Stunning Nasa image reveals surface of Saturn's Titan moon
US space agency Nasa has released a stunning image revealing the polar seas on one one of Saturn’s moons alongside sun glints for the first time.
Shot by Nasa’s Cassini spacecraft in late August, the image shows sun light reflecting off Titan's swirling surface.
Titan is the largest of Saturn’s 53 official moons, and is the second largest moon in the Solar System, after Jupiter’s Ganymede. With a diameter 50 per cent larger that Earth’s moon, Titan is mainly composed of water, ice and rocky material while its atmosphere is largely nitrogen.
In the past, Cassini has captured separate images of the polar seas and the sun shining against them (as show below), but this is the first time both have been seen together in the same view.
The sun's glint, also called a specular reflection, appears in the image as the bright area near the 11 o'clock position on the upper left. This mirror-like reflection, known as the specular point, is in the south of Titan's largest sea, Kraken Mare, just north of an island archipelago separating two separate parts of the sea.
The image is also particularly special because the sun’s glint appears much higher than in has in previous collections of data.
And when the image was captured, the sun’s glint was so bright that it saturated the detector of Cassini's Visual and Infrared Mapping Spectrometer (VIMS) instrument. Because it was so bright, this glint was visible through the haze at much lower wavelengths than before, down to 1.3 microns.
From the image, scientists understand that the Kraken Mare sea was larger at some point in the past, but has since evaporated.
This is revealed by the southern portion of the Kraken mare - the area surrounding the specular feature toward upper left – which has a “bathtub ring” made of material left behind after the methane and ethane liquid evaporated – similarly to the saline crust which remains on a salt flat.

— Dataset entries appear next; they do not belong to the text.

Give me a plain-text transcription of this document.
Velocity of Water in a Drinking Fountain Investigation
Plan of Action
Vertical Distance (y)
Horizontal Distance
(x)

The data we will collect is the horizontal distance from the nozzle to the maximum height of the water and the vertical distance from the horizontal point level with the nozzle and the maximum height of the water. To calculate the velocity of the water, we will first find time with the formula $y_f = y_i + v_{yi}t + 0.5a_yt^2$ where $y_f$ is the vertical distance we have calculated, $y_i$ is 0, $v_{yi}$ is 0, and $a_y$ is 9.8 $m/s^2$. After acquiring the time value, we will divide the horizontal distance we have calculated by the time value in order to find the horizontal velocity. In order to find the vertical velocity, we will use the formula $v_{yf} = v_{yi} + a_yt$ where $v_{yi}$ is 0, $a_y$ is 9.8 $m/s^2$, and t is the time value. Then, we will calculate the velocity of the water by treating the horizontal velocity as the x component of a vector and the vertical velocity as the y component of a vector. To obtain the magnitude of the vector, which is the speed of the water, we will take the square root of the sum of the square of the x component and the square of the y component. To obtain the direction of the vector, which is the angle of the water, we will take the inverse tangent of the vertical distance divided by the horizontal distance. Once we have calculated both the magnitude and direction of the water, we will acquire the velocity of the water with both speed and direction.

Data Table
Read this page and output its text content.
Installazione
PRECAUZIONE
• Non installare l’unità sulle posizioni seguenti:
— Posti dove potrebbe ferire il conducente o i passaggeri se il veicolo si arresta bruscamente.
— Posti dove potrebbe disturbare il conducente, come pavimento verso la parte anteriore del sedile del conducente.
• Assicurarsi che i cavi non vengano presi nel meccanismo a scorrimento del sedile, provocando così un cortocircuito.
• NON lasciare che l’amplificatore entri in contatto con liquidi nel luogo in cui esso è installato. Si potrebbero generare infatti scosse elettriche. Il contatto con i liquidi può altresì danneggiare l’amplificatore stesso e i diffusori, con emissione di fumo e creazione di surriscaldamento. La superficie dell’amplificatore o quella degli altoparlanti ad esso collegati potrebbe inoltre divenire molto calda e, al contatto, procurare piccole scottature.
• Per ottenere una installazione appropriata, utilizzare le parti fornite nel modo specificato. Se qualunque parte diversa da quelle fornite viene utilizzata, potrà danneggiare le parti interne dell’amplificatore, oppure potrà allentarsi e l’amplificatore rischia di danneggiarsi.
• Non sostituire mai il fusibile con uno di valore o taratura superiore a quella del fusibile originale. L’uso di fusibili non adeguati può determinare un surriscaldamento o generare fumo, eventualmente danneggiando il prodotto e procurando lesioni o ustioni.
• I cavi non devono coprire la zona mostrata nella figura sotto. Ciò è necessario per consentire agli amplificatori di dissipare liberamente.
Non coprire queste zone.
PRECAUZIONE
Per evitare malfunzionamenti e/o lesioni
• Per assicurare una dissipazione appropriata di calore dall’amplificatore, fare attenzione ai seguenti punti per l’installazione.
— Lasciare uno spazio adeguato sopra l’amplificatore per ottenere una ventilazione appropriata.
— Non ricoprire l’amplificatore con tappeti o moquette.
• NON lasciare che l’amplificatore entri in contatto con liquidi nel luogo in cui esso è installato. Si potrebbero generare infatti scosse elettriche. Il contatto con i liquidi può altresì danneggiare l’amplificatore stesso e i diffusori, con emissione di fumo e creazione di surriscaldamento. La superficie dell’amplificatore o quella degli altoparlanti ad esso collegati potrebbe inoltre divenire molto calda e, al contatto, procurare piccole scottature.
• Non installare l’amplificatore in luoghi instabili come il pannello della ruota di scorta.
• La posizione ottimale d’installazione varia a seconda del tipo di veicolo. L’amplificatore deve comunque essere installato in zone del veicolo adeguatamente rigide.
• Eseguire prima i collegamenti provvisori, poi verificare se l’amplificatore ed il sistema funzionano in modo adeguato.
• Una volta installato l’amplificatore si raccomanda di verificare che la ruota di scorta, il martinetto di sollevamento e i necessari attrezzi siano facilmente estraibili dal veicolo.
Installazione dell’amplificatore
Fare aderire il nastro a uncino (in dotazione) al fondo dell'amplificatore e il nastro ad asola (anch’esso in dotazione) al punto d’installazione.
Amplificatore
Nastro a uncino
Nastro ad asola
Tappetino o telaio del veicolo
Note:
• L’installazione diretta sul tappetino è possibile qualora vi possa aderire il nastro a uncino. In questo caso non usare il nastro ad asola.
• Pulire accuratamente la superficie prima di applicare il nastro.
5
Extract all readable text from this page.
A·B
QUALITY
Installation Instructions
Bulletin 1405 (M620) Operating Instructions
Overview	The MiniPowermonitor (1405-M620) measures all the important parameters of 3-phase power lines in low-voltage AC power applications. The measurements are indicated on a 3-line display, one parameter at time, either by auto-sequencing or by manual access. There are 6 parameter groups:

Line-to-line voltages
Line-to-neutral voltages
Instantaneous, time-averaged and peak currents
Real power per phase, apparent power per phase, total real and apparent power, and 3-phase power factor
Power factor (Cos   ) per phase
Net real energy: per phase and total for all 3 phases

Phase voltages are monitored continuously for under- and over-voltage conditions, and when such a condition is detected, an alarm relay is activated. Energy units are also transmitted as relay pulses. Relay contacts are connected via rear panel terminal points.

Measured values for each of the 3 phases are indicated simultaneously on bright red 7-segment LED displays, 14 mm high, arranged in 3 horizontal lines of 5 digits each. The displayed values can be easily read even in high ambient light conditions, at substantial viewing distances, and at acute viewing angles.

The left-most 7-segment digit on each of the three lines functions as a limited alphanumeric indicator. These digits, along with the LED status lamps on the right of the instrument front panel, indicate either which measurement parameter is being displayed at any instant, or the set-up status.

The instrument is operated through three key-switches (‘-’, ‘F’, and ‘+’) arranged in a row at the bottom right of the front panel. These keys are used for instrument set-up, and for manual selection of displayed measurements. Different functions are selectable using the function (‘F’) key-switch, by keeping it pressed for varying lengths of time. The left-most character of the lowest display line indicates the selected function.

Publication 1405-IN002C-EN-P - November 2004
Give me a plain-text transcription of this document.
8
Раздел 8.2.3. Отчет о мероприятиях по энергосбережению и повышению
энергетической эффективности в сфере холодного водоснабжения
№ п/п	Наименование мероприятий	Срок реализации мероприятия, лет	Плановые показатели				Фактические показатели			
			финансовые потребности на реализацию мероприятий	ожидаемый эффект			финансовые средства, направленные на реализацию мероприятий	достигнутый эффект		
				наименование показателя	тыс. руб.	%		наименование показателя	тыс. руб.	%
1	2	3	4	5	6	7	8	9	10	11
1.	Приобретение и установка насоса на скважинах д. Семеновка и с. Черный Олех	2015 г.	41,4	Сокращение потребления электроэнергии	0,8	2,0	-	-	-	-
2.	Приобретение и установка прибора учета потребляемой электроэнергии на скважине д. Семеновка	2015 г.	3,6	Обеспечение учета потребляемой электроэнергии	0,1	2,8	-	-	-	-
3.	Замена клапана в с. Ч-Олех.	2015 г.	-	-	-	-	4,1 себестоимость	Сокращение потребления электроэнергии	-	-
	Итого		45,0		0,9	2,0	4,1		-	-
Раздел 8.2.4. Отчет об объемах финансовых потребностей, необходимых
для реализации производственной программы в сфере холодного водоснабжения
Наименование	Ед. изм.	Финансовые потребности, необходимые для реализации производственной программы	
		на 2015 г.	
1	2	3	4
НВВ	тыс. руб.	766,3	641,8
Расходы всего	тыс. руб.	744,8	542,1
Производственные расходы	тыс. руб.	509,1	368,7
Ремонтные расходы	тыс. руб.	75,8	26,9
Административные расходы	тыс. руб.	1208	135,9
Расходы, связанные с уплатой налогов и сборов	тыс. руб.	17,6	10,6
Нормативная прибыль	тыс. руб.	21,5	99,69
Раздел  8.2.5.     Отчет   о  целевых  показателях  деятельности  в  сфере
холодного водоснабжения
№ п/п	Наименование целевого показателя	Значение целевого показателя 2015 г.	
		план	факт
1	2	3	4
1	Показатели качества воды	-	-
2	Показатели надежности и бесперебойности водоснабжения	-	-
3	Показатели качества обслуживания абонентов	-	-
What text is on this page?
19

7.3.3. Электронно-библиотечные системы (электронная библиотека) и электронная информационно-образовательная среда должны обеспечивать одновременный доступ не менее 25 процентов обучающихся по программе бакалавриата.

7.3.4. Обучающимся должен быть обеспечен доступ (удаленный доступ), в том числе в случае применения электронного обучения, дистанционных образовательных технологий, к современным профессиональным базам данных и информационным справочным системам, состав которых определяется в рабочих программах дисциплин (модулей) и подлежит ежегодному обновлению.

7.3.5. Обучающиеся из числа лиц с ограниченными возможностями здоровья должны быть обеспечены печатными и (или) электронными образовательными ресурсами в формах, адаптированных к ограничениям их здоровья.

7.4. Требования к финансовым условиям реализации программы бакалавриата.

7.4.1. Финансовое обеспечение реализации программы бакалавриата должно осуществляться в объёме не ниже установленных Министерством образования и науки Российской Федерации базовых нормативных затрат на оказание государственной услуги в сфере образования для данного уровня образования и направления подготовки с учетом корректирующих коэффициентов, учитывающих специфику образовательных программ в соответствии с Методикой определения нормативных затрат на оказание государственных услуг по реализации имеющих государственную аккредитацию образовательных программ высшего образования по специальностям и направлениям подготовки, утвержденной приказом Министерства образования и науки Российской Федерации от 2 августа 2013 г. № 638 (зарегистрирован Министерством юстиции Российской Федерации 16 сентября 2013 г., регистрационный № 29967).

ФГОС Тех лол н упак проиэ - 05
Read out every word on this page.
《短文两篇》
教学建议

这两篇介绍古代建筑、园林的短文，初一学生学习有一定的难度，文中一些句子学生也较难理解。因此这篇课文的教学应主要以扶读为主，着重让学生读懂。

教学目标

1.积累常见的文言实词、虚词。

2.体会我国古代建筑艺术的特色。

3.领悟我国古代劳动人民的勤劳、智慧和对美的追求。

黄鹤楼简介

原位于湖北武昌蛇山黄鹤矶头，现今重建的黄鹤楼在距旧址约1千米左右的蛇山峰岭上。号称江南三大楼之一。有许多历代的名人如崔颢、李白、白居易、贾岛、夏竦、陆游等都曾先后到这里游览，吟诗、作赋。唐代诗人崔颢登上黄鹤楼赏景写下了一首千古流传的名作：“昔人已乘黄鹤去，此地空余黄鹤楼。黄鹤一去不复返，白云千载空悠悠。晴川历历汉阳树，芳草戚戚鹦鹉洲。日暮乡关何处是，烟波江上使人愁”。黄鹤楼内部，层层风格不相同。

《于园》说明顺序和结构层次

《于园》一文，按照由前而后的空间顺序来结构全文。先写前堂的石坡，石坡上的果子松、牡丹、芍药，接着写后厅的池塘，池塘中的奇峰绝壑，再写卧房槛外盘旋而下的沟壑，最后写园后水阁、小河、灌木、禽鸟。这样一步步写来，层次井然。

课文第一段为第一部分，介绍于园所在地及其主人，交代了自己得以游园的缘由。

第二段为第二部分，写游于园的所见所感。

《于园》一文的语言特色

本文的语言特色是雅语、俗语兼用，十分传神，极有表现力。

But the snap is not a photograph, but rather an image comprised of ‘real colour information’ in wavelengths that correspond to atmospheric windows through which Titan's surface is visible, according to Nasa. The unaided human eye would see nothing but haze.
Cassini captured this image by flying by Titan, with the area seen immediately to the right of the sunglint being the highest resolution data collected. It reveals the labyrinth of channels that connect Kraken Mare to another large sea, Ligeia Mare.
Ligeia Mare itself is partially covered in its northern reaches by a bright, arrow-shaped complex of clouds. The clouds are made of liquid methane droplets, and could be actively refilling the lakes with rainfall.